The benefits of a coach – I’m back on board!

At the risk of aging myself, I will reveal that I’ve been a competitive runner for 23 years.  Throughout most of those years I’ve had a coach who has guided my training and prescribed workouts which would lead me to my goals.  There are many benefits to having a coach, which I will get to in a minute.  However, I’d moved away from formal coaching over the past few years because it represented a commitment and structure which I did not want to maintain.  When I have a prescribed schedule, I can become compulsive in doing what is written.   I can recall cottage “party” weekends with friends to which I would lug along my bike, go to bed early and wake up early to get my prescribed workouts in on the prescribed days.  I’m sure I was a bundle of fun to party with.

Since having my first child six years ago and my second two years later, I knew my family would be my top priority and I never wanted to feel conflicted.  I couldn’t have TWO priorities at once, right?  So I moved into training whenever my schedule would allow.  I  know how to prescribe and perform my own workouts as well as the formulas for training and getting fit.  The flexibility of working hard in micro-cycles when I had time for it it suited me well for a few years.

HOWEVER… I’ve found recently that there is room to add ME to the top of my priority list without jeopardizing any quality time with my family.  (Another stage in life thing I’m sure – when they’re teenagers and want nothing to do with me I may have to take up Ultrarunning to occupy my time!)  I’ve also found that without a plan to guide me, I tend to overdo it when I shouldn’t.  (I always like to put big efforts in the bank “just in case” I can’t get a run in over the next little while … not a great long-term, thoughtful training philosophy)

SO… I’ve enlisted my good friend and mentor  Nicole Stevenson to coach me and I am super excited.  Here are some of the things I’m looking forward to in having a coach:

  1. A shared commitment to a goal.  There is a feeling of being in it together which takes a bit of the individual pressure off in a very individual sport
  2. A training plan which looks ahead and acts as a map, rather than a log which always looks back.
  3. Confidence in knowing I have planned effort days so I can focus on relaxing and recovering on my non-effort days.
  4. A wise voice to help to guide me over trouble spots rather than always relying on the one in my head (that voice has been relegated to the back seat)
  5. An alibi for the time I’m committing to training.  I’m not running for an hour and a half to escape dishes and laundry — my coach TOLD me to!
  6. Shared joy and credit in the victories – and I’m sure there will be many 😉

I can’t wait to get going, although my first hiccup has already arisen.  Day 1 of the training plan is tomorrow and my husband is away which means I can’t fit in my run before or after work (and likely not at all).  I will try my hardest not to develop a nervous tick all day for not being able to complete what is written down, and will instead roll with it and focus on  the big picture.  Deep breath … here we go!!!!

Le Slump

I am aware of the fact that I haven’t posted in a while.  The truth is that I have nothing great to write about.  I now realize that I’ve overdone it and am in a bit of an over-training slump.  How did this happen???  I’ve been able to handle this volume and intensity before.  The answer, I now realize reluctantly, is that I am under-recovering.

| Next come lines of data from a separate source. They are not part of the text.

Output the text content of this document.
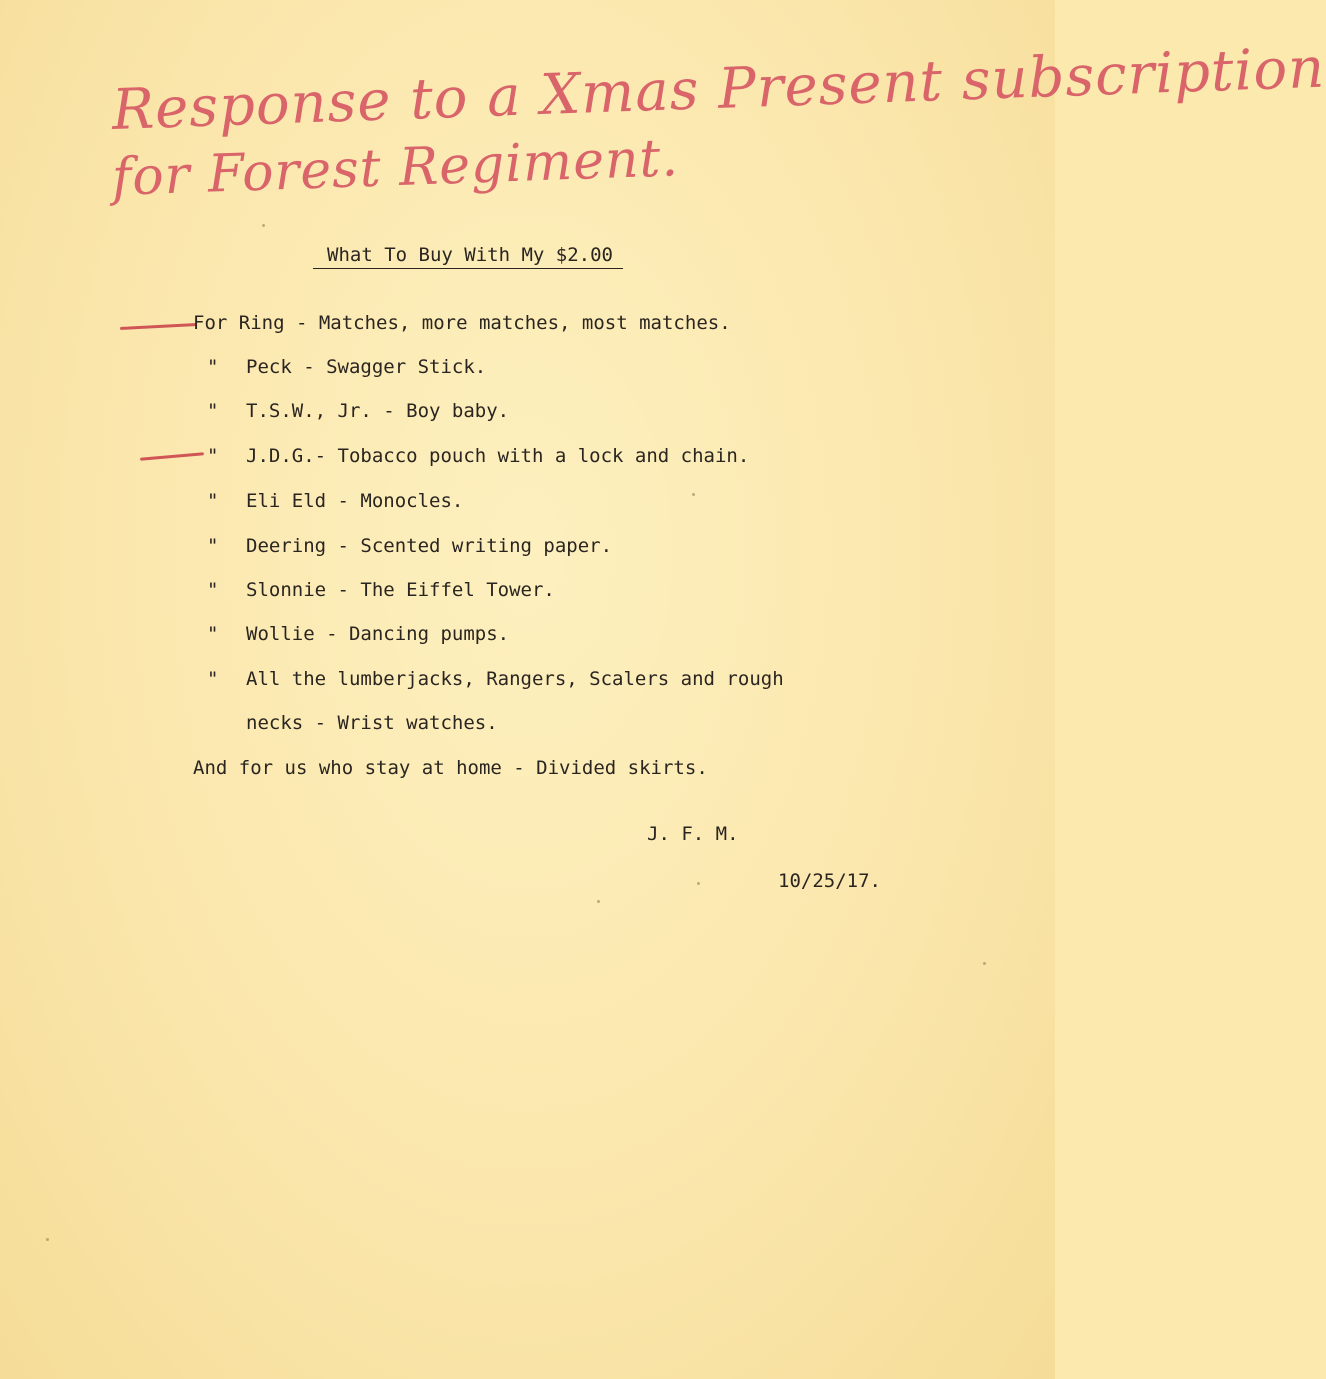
Response to a Xmas Present subscription
for Forest Regiment.
What To Buy With My $2.00
For Ring - Matches, more matches, most matches.
" Peck - Swagger Stick.
" T.S.W., Jr. - Boy baby.
" J.D.G.- Tobacco pouch with a lock and chain.
" Eli Eld - Monocles.
" Deering - Scented writing paper.
" Slonnie - The Eiffel Tower.
" Wollie - Dancing pumps.
" All the lumberjacks, Rangers, Scalers and rough
necks - Wrist watches.
And for us who stay at home - Divided skirts.
J. F. M.
10/25/17.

I need to do a bit less of this:

And a bit more of this:

(yes, he’s mine – and he never feels guilty about sleeping in)

This is a difficult concept to fully embrace when you want results and you’re motivated to work hard.  I realize that I should have planned way more of a recovery block after my marathon in March and my attempted double-peak with the 30K two weeks later.  Instead I just kept pushing and trying to build on my fitness.  What manifested was weeks of so-so training with some days of great runs or workouts which would fool me into believing I was recovered with many days of fatigue and lack-luster workouts in between.  Oh hindsight!

Here is a sample of some of the pages in my training log from the past month:

… you get the idea – there is a definite trend here.

I am obviously not to be trusted to be in charge of my own training schedule.  Oh, I know completely the concept of rest and recovery, and always build it in to training plans I write for others.  I, however, have not been working on a training cycle, rather the concept that I should run as hard and for as long as I can whenever I have the opportunity because my opportunities are so rare.  Clearly this plan is not working.

My planned solution is to hire a coach who can oversee my training cycles and phases.  One thing I do know about myself is that I’m very coach-able.  If it’s written down I tend to do it.    This is what was discouraging me from adhering to a formal plan, as I get very stressed if I can’t fit in something that has been planned.  Running whenever it suits me works for me psychologically, but maybe not as well physically.  So here we go … let’s hope for a more successful fall of racing!